Türkiye’nin en önemli tarımsal ihraç ürünlerinden biri olan fıstıkta hasat mevsimi, Şanlıurfa’nın bereketli topraklarında hummalı bir çalışmayla devam ediyor. Baklavadan çikolataya, çerezden yöresel yemeklere kadar geniş bir kullanım alanı olan fıstığın, ağaçtan sofralara uzanan zorlu yolculuğu renkli ve emek dolu görüntüler oluşturuyor.
Sabahın ilk ışıklarıyla birlikte tarlalara koşan üreticiler, ağaçların altına bezler sererek salkım salkım topladıkları fıstıkları çuvallara dolduruyor. Bu meşakkatli çalışma gün boyu sürerken, toplanan fıstıklar daha sonra işlenmek üzere kavlatma tesislerine götürülüyor.
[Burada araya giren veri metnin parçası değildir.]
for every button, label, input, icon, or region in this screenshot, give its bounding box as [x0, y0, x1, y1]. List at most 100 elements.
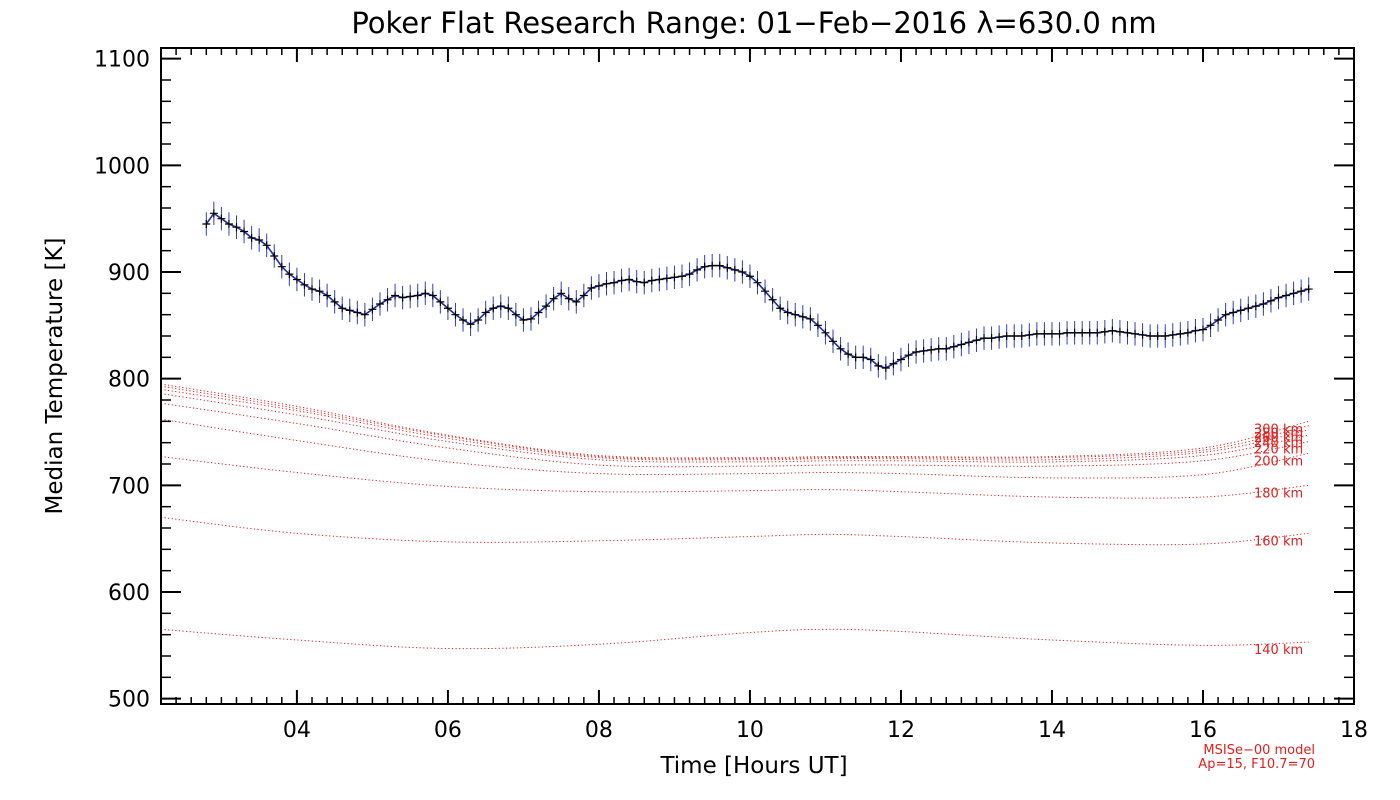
data-point: [383, 295, 392, 304]
data-point: [443, 304, 452, 313]
data-point: [1198, 325, 1207, 334]
model-line-240-km: [160, 393, 1309, 463]
data-point: [610, 278, 619, 287]
data-point: [1093, 328, 1102, 337]
y-axis-title: Median Temperature [K]: [42, 238, 68, 515]
measured-series: [202, 201, 1313, 380]
y-tick-label: 800: [108, 368, 150, 393]
data-point: [391, 291, 400, 300]
data-point: [1078, 328, 1087, 337]
data-point: [240, 227, 249, 236]
data-point: [685, 270, 694, 279]
data-point: [459, 316, 468, 324]
x-tick-label: 10: [736, 718, 764, 743]
data-point: [594, 281, 603, 290]
data-point: [1040, 329, 1049, 338]
data-point: [715, 261, 724, 270]
y-tick-label: 1000: [94, 154, 150, 179]
model-line-300-km: [160, 383, 1309, 459]
x-tick-label: 12: [887, 718, 915, 743]
data-point: [1251, 302, 1260, 311]
data-point: [345, 306, 354, 315]
data-point: [859, 353, 868, 362]
plot-frame: [160, 47, 1355, 705]
data-point: [730, 265, 739, 274]
y-tick-label: 600: [108, 581, 150, 606]
data-point: [1244, 304, 1253, 313]
x-tick-label: 14: [1038, 718, 1066, 743]
data-point: [277, 262, 286, 271]
y-tick-label: 1100: [94, 48, 150, 73]
data-point: [1070, 328, 1079, 337]
data-point: [534, 308, 543, 317]
data-point: [421, 289, 430, 298]
model-label-260-km: 260 km: [1254, 431, 1303, 446]
data-point: [224, 220, 233, 228]
data-point: [995, 333, 1004, 342]
x-tick-label: 08: [585, 718, 613, 743]
data-point: [783, 308, 792, 317]
x-tick-label: 04: [283, 718, 311, 743]
data-point: [1025, 330, 1034, 339]
data-point: [723, 263, 732, 272]
data-point: [896, 355, 905, 364]
data-points: [202, 209, 1313, 372]
data-point: [798, 312, 807, 321]
data-point: [1191, 326, 1200, 335]
data-point: [670, 273, 679, 282]
data-point: [617, 276, 626, 285]
data-point: [640, 278, 649, 287]
data-point: [708, 261, 717, 270]
model-line-260-km: [160, 388, 1309, 461]
data-point: [972, 336, 981, 345]
model-label-240-km: 240 km: [1254, 436, 1303, 451]
data-point: [1017, 332, 1026, 340]
y-tick-label: 500: [108, 688, 150, 713]
data-point: [572, 297, 581, 306]
data-point: [1055, 329, 1064, 338]
data-point: [1108, 326, 1117, 335]
data-point: [753, 278, 762, 287]
model-label-140-km: 140 km: [1254, 643, 1303, 658]
data-point: [949, 342, 958, 351]
data-point: [466, 320, 475, 329]
data-point: [1236, 306, 1245, 315]
data-point: [1002, 332, 1011, 340]
data-point: [1214, 316, 1223, 324]
data-point: [791, 310, 800, 319]
data-point: [1138, 330, 1147, 339]
data-point: [625, 275, 634, 284]
data-point: [428, 291, 437, 300]
data-point: [1131, 329, 1140, 338]
data-point: [557, 289, 566, 298]
data-point: [934, 344, 943, 353]
data-point: [987, 334, 996, 343]
x-axis: 04 06 08 10 12 14 16 18: [175, 48, 1368, 743]
data-point: [1085, 328, 1094, 337]
data-point: [481, 308, 490, 317]
data-point: [217, 214, 226, 223]
data-point: [866, 355, 875, 364]
data-point: [496, 302, 505, 311]
data-point: [957, 340, 966, 349]
model-label-180-km: 180 km: [1254, 486, 1303, 501]
data-point: [1259, 300, 1268, 308]
data-point: [526, 314, 535, 323]
data-point: [564, 294, 573, 303]
model-label-220-km: 220 km: [1254, 443, 1303, 458]
data-point: [980, 334, 989, 343]
data-point: [889, 359, 898, 368]
data-point: [474, 316, 483, 324]
data-point: [632, 277, 641, 286]
data-point: [1206, 321, 1215, 330]
data-point: [1161, 332, 1170, 340]
data-point: [1221, 310, 1230, 319]
data-point: [315, 287, 324, 296]
data-point: [587, 284, 596, 292]
data-point: [745, 272, 754, 281]
data-point: [1100, 327, 1109, 336]
data-point: [655, 275, 664, 284]
data-point: [511, 310, 520, 319]
chart-title: Poker Flat Research Range: 01−Feb−2016 λ…: [351, 6, 1156, 40]
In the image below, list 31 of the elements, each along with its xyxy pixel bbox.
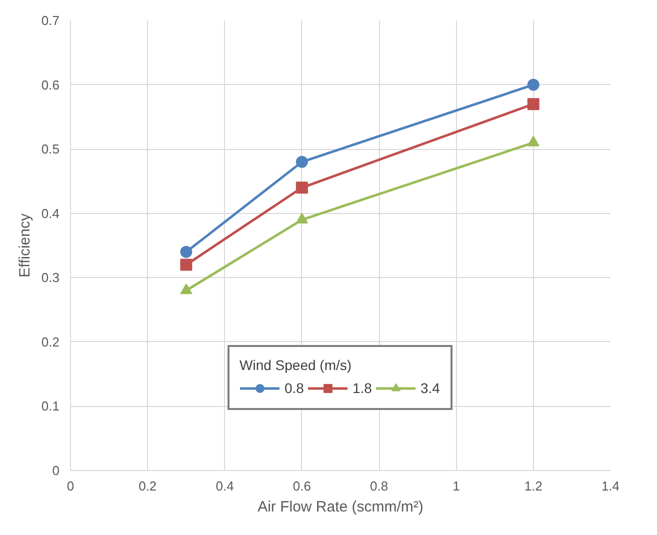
x-tick-label: 0.6 bbox=[292, 478, 311, 494]
legend-label: 3.4 bbox=[420, 380, 440, 396]
x-tick-label: 1.2 bbox=[524, 478, 542, 494]
point bbox=[180, 246, 192, 258]
x-tick-label: 0.4 bbox=[216, 478, 234, 494]
x-tick-label: 0.8 bbox=[370, 478, 388, 494]
point bbox=[296, 156, 308, 168]
point bbox=[527, 136, 540, 146]
y-tick-label: 0 bbox=[52, 463, 60, 478]
legend-label: 1.8 bbox=[352, 380, 372, 396]
point bbox=[527, 98, 540, 110]
y-tick-label: 0.3 bbox=[41, 270, 60, 286]
point bbox=[527, 78, 540, 91]
point bbox=[180, 284, 192, 294]
y-tick-label: 0.6 bbox=[41, 77, 60, 92]
y-tick-label: 0.4 bbox=[41, 206, 60, 221]
x-tick-label: 0.2 bbox=[138, 478, 157, 494]
point bbox=[180, 258, 192, 271]
y-tick-label: 0.5 bbox=[41, 142, 60, 157]
y-tick-label: 0.2 bbox=[41, 334, 60, 350]
y-axis-title: Efficiency bbox=[16, 213, 34, 278]
y-tick-label: 0.7 bbox=[41, 13, 60, 28]
x-tick-label: 1 bbox=[452, 478, 460, 494]
x-tick-label: 1.4 bbox=[601, 478, 620, 494]
y-tick-label: 0.1 bbox=[41, 398, 60, 414]
point bbox=[296, 182, 308, 194]
legend-label: 0.8 bbox=[284, 380, 304, 396]
x-tick-label: 0 bbox=[66, 478, 74, 494]
point bbox=[296, 212, 308, 224]
x-axis-title: Air Flow Rate (scmm/m²) bbox=[258, 498, 424, 516]
legend-title: Wind Speed (m/s) bbox=[240, 357, 353, 373]
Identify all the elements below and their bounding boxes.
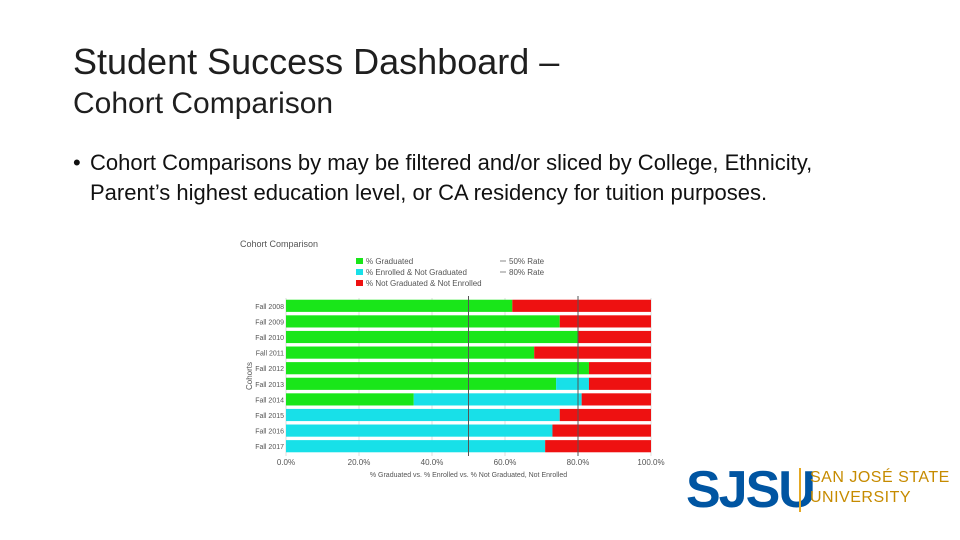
bar-3-2: [534, 346, 651, 359]
bar-7-2: [559, 408, 651, 422]
sjsu-logo-mark: SJSU: [686, 461, 816, 519]
bar-5-2: [588, 377, 651, 390]
y-tick-label-4: Fall 2012: [255, 366, 284, 373]
bar-0-2: [512, 299, 651, 312]
bar-3-0: [286, 346, 535, 359]
x-tick-label-3: 60.0%: [494, 458, 517, 467]
bar-9-2: [545, 440, 651, 453]
bar-9-1: [286, 440, 546, 453]
y-axis-label: Cohorts: [245, 362, 254, 390]
bar-2-2: [578, 330, 651, 344]
bar-5-0: [286, 377, 557, 390]
bar-5-1: [556, 377, 589, 390]
bullet-marker: •: [73, 150, 81, 175]
chart-title: Cohort Comparison: [240, 239, 318, 249]
y-tick-label-7: Fall 2015: [255, 413, 284, 420]
bar-6-2: [581, 393, 651, 406]
bar-1-0: [286, 315, 560, 328]
x-tick-label-1: 20.0%: [348, 458, 371, 467]
y-tick-label-3: Fall 2011: [256, 351, 284, 358]
sjsu-logo-name: SAN JOSÉ STATE UNIVERSITY: [810, 468, 950, 508]
slide-title-line2: Cohort Comparison: [73, 87, 334, 120]
y-tick-label-8: Fall 2016: [255, 429, 284, 436]
bullet-point: • Cohort Comparisons by may be filtered …: [73, 148, 873, 208]
bar-2-0: [286, 330, 578, 344]
x-tick-label-4: 80.0%: [567, 458, 590, 467]
legend-swatch-1: [356, 269, 363, 275]
y-tick-label-1: Fall 2009: [255, 319, 284, 326]
bar-7-1: [286, 408, 560, 422]
bar-6-1: [413, 393, 582, 406]
legend-swatch-2: [356, 280, 363, 286]
bar-8-1: [286, 424, 553, 437]
y-tick-label-6: Fall 2014: [255, 397, 284, 404]
bar-4-0: [286, 362, 589, 375]
bar-1-2: [559, 315, 651, 328]
bar-6-0: [286, 393, 414, 406]
cohort-comparison-chart: Cohort Comparison % Graduated % Enrolled &…: [240, 239, 665, 479]
x-tick-label-0: 0.0%: [277, 458, 295, 467]
logo-name-line1: SAN JOSÉ STATE: [810, 469, 950, 486]
logo-divider: [799, 468, 801, 512]
y-tick-label-0: Fall 2008: [255, 304, 284, 311]
bar-8-2: [552, 424, 651, 437]
bar-0-0: [286, 299, 513, 312]
bar-4-2: [588, 362, 651, 375]
legend-ref-label-0: 50% Rate: [509, 257, 545, 266]
logo-name-line2: UNIVERSITY: [810, 489, 912, 506]
y-tick-label-5: Fall 2013: [255, 382, 284, 389]
sjsu-logo: SJSU SAN JOSÉ STATE UNIVERSITY: [686, 462, 956, 518]
legend-label-2: % Not Graduated & Not Enrolled: [366, 279, 482, 288]
x-tick-label-2: 40.0%: [421, 458, 444, 467]
y-tick-label-2: Fall 2010: [255, 335, 284, 342]
x-tick-label-5: 100.0%: [637, 458, 664, 467]
y-tick-label-9: Fall 2017: [255, 444, 284, 451]
legend-label-0: % Graduated: [366, 257, 413, 266]
bullet-text: Cohort Comparisons by may be filtered an…: [90, 150, 813, 205]
legend-ref-label-1: 80% Rate: [509, 268, 545, 277]
legend-swatch-0: [356, 258, 363, 264]
legend-label-1: % Enrolled & Not Graduated: [366, 268, 467, 277]
x-axis-label: % Graduated vs. % Enrolled vs. % Not Gra…: [370, 472, 567, 479]
slide-title-line1: Student Success Dashboard –: [73, 41, 560, 82]
slide-title: Student Success Dashboard – Cohort Compa…: [73, 40, 559, 124]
KAVLATMA TESİSLERİNDE YOĞUN MESAİ
Kentte “yeşil altın” olarak bilinen fıstığın dış kabuğunun soyulması, kavlatma tesislerinde gerçekleştiriliyor. Traktör ve kamyonlarla fabrikalara taşınan ürünler, burada özel makinelerle kabuğundan ayrıştırılıyor. Ardından geniş beton alanlara serilen fıstıklar, güneşte 2-3 gün boyunca kurutuluyor. İşçiler, 40 dereceyi aşan sıcaklık altında tırmıklarla fıstıkları sürekli karıştırarak kuruma sürecini hızlandırmaya çalışıyor.
Kavlatma sürecinin ardından, kabuğu soyulmuş ve kurutulmuş fıstıklar tekrar çiftçilere teslim ediliyor. Bu zahmetli süreçten geçen fıstık, sonrasında iç piyasada ya da ihracat yoluyla yurtdışında tüketicilerle buluşuyor. Şanlıurfa’daki işletmelerde aynı zamanda temizleme, kırma ve paketleme işlemleri de gerçekleştirilerek fıstık tüketime hazır hale getiriliyor.
Binlerce kişinin ekmek kapısı haline gelen fıstık sektörü, Şanlıurfa ekonomisi için büyük bir değer taşıyor. Hasat sürecinin yanında kavlatma tesisleri de sezonun en yoğun dönemini yaşarken, hem üreticiler hem de işçiler, “yeşil altın”ın sofralara ulaşması için alın teri dökmeye devam ediyor.